How do I ignore the UTF-8 Byte Order Marker in String comparisons?

Solution 1:

Well, I assume it's because the raw binary data includes the BOM. You could always remove the BOM yourself after decoding, if you don't want it - but you should consider whether the byte array should consider the BOM to start with.

EDIT: Alternatively, you could use a StreamReader to perform the decoding.
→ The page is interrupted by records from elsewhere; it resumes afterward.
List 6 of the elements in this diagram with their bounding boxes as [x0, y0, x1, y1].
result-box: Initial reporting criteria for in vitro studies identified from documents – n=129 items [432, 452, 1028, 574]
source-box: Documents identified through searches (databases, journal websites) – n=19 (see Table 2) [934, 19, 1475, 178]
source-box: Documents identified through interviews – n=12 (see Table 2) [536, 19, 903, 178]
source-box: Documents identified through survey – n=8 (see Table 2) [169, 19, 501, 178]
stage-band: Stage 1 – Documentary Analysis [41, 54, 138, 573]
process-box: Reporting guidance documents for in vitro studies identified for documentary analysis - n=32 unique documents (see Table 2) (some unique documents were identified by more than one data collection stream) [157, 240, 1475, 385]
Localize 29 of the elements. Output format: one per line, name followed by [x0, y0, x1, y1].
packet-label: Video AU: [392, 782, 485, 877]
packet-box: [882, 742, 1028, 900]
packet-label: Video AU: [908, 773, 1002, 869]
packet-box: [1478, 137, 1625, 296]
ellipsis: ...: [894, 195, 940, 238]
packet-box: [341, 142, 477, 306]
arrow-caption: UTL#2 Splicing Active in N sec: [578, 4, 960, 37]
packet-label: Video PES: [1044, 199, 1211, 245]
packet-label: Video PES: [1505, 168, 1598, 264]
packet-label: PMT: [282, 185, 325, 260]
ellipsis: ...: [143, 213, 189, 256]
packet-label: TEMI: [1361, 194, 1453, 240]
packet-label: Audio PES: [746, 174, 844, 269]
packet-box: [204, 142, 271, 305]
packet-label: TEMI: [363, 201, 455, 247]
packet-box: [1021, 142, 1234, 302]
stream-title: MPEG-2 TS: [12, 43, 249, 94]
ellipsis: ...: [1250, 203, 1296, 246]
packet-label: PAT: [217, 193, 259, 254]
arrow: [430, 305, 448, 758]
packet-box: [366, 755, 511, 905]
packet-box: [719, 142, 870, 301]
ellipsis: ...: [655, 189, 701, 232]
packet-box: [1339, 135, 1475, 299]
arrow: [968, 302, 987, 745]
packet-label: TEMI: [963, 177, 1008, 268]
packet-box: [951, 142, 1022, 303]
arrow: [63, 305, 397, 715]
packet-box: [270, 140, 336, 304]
Here's an example, showing the same byte array being converted into two characters using Encoding.GetString or one character via a StreamReader:

using System;
using System.IO;
using System.Text;

class Test
{
    static void Main()
    {
        byte[] withBom = { 0xef, 0xbb, 0xbf, 0x41 };
        string viaEncoding = Encoding.UTF8.GetString(withBom);
        Console.WriteLine(viaEncoding.Length);

        string viaStreamReader;
        using (StreamReader reader = new StreamReader
               (new MemoryStream(withBom), Encoding.UTF8))
        {
            viaStreamReader = reader.ReadToEnd();           
        }
        Console.WriteLine(viaStreamReader.Length);
    }
}

Solution 2:

There is a slightly more efficient way to do it than creating StreamReader and MemoryStream:

1) If you know that there is always a BOM

string viaEncoding = Encoding.UTF8.GetString(withBom, 3, withBom.Length - 3);

2) If you don't know, check:

string viaEncoding;
if (withBom.Length >= 3 && withBom[0] == 0xEF && withBom[1] == 0xBB && withBom[2] == 0xBF)
    viaEncoding = Encoding.UTF8.GetString(withBom, 3, withBom.Length - 3);
else
    viaEncoding = Encoding.UTF8.GetString(withBom);